Papanca and Dependent Origination, Part 2

From Thanissaro Bhikkhu's translation of Paticca-samuppada-vibhanga Sutta: Analysis of Dependent Co-arising

Basic Chain of Dependent origination (also translated as dependent co-arising, co-dependent arising):

And what is dependent co-arising? From ignorance as a requisite condition come fabrications. From fabrications as a requisite condition comes consciousness. From consciousness as a requisite condition comes name-&-form. From name-&-form as a requisite condition come the six sense media. From the six sense media as a requisite condition comes contact. From contact as a requisite condition comes feeling. From feeling as a requisite condition comes craving. From craving as a requisite condition comes clinging/sustenance. From clinging/sustenance as a requisite condition comes becoming. From becoming as a requisite condition comes birth. From birth as a requisite condition, then aging & death, sorrow, lamentation, pain, distress, & despair come into play.

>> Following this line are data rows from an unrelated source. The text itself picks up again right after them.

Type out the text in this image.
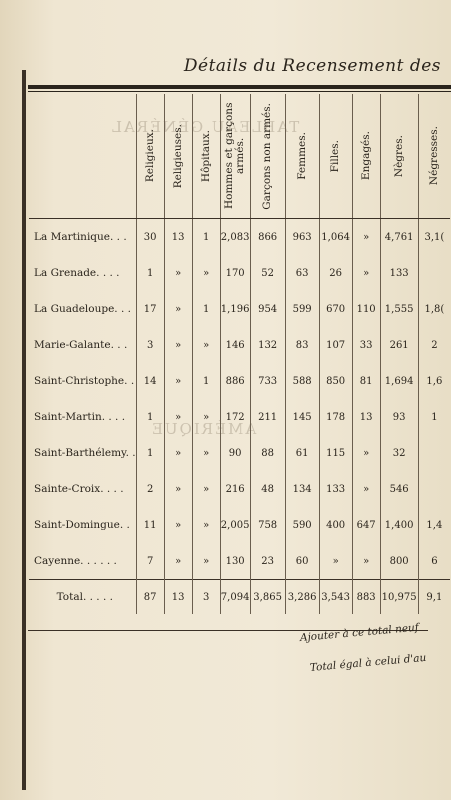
TABLEAU GÉNÉRAL
AMÉRIQUE
Détails du Recensement des

	Religieux.	Religieuses.	Hôpitaux.	Hommes et garçons armés.	Garçons non armés.	Femmes.	Filles.	Engagés.	Nègres.	Négresses.

La Martinique. . .	30	13	1	2,083	866	963	1,064	»	4,761	3,1(
La Grenade. . . .	1	»	»	170	52	63	26	»	133	
La Guadeloupe. . .	17	»	1	1,196	954	599	670	110	1,555	1,8(
Marie-Galante. . .	3	»	»	146	132	83	107	33	261	2
Saint-Christophe. .	14	»	1	886	733	588	850	81	1,694	1,6
Saint-Martin. . . .	1	»	»	172	211	145	178	13	93	1
Saint-Barthélemy. .	1	»	»	90	88	61	115	»	32	
Sainte-Croix. . . .	2	»	»	216	48	134	133	»	546	
Saint-Domingue. .	11	»	»	2,005	758	590	400	647	1,400	1,4
Cayenne. . . . . .	7	»	»	130	23	60	»	»	800	6
Total. . . . .	87	13	3	7,094	3,865	3,286	3,543	883	10,975	9,1
Ajouter à ce total neuf
Total égal à celui d'au
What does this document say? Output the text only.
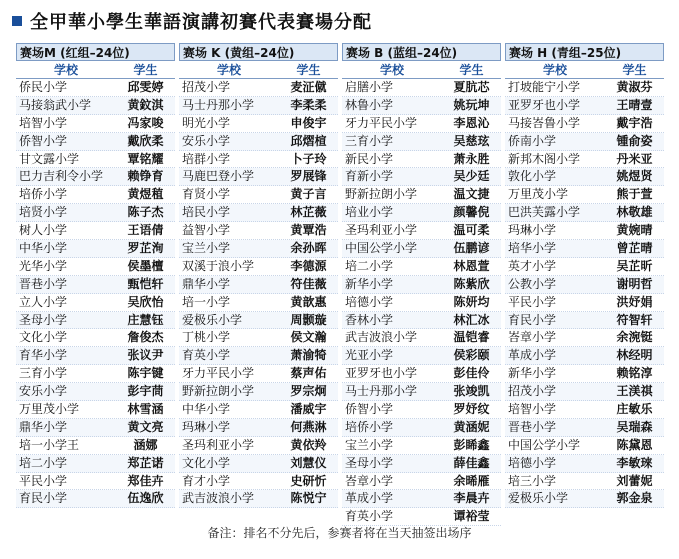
全甲華小學生華語演講初賽代表賽場分配
赛场M (红组–24位)
学校	学生
侨民小学	邱雯婷
马接翁武小学	黄鈫淇
培智小学	冯家唆
侨智小学	戴欣柔
甘文露小学	覃铭耀
巴力吉利令小学	赖铮育
培侨小学	黄煜稙
培贤小学	陈子杰
树人小学	王语倩
中华小学	罗芷洵
光华小学	侯墨檀
晋巷小学	甄恺轩
立人小学	吴欣怡
圣母小学	庄慧钰
文化小学	詹俊杰
育华小学	张议尹
三育小学	陈宇键
安乐小学	彭宇茼
万里茂小学	林雪涵
鼎华小学	黄文亮
培一小学王	涵娜
培二小学	郑芷诺
平民小学	郑佳卉
育民小学	伍逸欣
赛场 K (黄组–24位)
学校	学生
招茂小学	麦泟僦
马士丹那小学	李柔柔
明光小学	申俊宇
安乐小学	邱熠楦
培群小学	卜子玲
马鹿巴登小学	罗展锋
育贤小学	黄子言
培民小学	林芷薇
益智小学	黄覃浩
宝兰小学	余孙晖
双溪于浪小学	李德源
鼎华小学	符佳薇
培一小学	黄歆惠
爱极乐小学	周颢璇
丁桃小学	侯文瀚
育英小学	萧渝犄
牙力平民小学	蔡声佑
野新拉朗小学	罗宗炯
中华小学	潘威宇
玛琳小学	何燕淋
圣玛利亚小学	黄依羚
文化小学	刘慧仪
育才小学	史研忻
武吉波浪小学	陈悦宁
赛场 B (蓝组–24位)
学校	学生
启膳小学	夏肮芯
林鲁小学	姚玩坤
牙力平民小学	李恩沁
三育小学	吴慈玹
新民小学	萧永胜
育新小学	吴少廷
野新拉朗小学	温文捷
培业小学	颜馨倪
圣玛利亚小学	温可柔
中国公学小学	伍鹏谚
培二小学	林恩萱
新华小学	陈紫欣
培德小学	陈妍均
香林小学	林汇冰
武吉波浪小学	温铠睿
光亚小学	侯彩颐
亚罗牙也小学	彭佳伶
马士丹那小学	张竣凯
侨智小学	罗妤纹
培侨小学	黄涵妮
宝兰小学	彭睎鑫
圣母小学	薛佳鑫
峇章小学	余晞雁
革成小学	李晨卉
育英小学	谭裕莹
赛场 H (青组–25位)
学校	学生
打坡能宁小学	黄淑芬
亚罗牙也小学	王晴壹
马接峇鲁小学	戴宇浩
侨南小学	锺俞姿
新邦木阁小学	丹米亚
敦化小学	姚煜贤
万里茂小学	熊于萱
巴洪芙露小学	林敬雄
玛琳小学	黄婉晴
培华小学	曾芷晴
英才小学	吴芷昕
公教小学	谢明哲
平民小学	洪妤娟
育民小学	符智轩
峇章小学	余涴铤
革成小学	林经明
新华小学	赖铭淳
招茂小学	王渼祺
培智小学	庄敏乐
晋巷小学	吴瑞森
中国公学小学	陈黛恩
培德小学	李敏琜
培三小学	刘蕾妮
爱极乐小学	郭金泉
备注：排名不分先后，参赛者将在当天抽签出场序
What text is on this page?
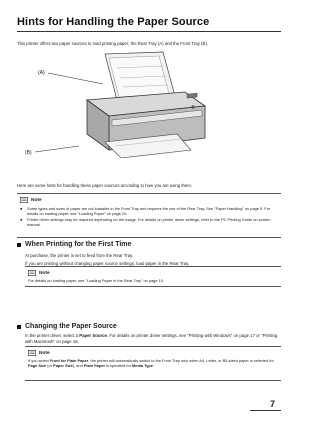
Hints for Handling the Paper Source
This printer offers two paper sources to load printing paper; the Rear Tray (A) and the Front Tray (B).
(A)
(B)
Here are some hints for handling these paper sources according to how you are using them.
Note
●	Some types and sizes of paper are not loadable in the Front Tray and requires the use of the Rear Tray. See "Paper Handling" on page 5. For details on loading paper, see "Loading Paper" on page 10.
●	Printer driver settings may be required depending on the usage. For details on printer driver settings, refer to the PC Printing Guide on-screen manual.
When Printing for the First Time
At purchase, the printer is set to feed from the Rear Tray.
If you are printing without changing paper source settings, load paper in the Rear Tray.
Note
For details on loading paper, see "Loading Paper in the Rear Tray" on page 10.
Changing the Paper Source
In the printer driver, select a Paper Source. For details on printer driver settings, see "Printing with Windows" on page 17 or "Printing with Macintosh" on page 18.
Note
If you select Front for Plain Paper, the printer will automatically switch to the Front Tray only when A4, Letter, or B5-sized paper is selected for Page Size (or Paper Size), and Plain Paper is specified for Media Type.
7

Such is the origination of this entire mass of stress & suffering. (SN 12.2)


So:
ignorance-->fabrications
fabrications-->consciousness
consciousness-->namarupa (name and form)
namarupa-->six sense media
six sense media-->contact
contact-->feeling
feeling-->craving
craving-->clinging/sustenance
clinging/sustenance-->becoming
becoming-->birth
birth-->dukkha (aging & death, sorrow, lamentation, pain, distress, despair)

Now, going back to papanca. Here's the sequence that Thanissaro Bhikkhu derives from the Ball of Honey sutta:

contact > feeling > perception > thinking > the perceptions & categories of papañca


So the overlap seems to be the movement from contact (with sense organ) to feeling. In DO, craving comes after feeling. In PAP, perception and thinking (which leads to categorizing) comes after feeling. Craving, I suppose, is a mind state? So both signal the movement from the body to feeling to mind states?

Ah, and in looking back at the entry on defining papanca that "craving" is considered to be one kind of papanca. Says Than Geoff:

The Pali Commentaries define papañca as covering three types of thought: craving, conceit, and views.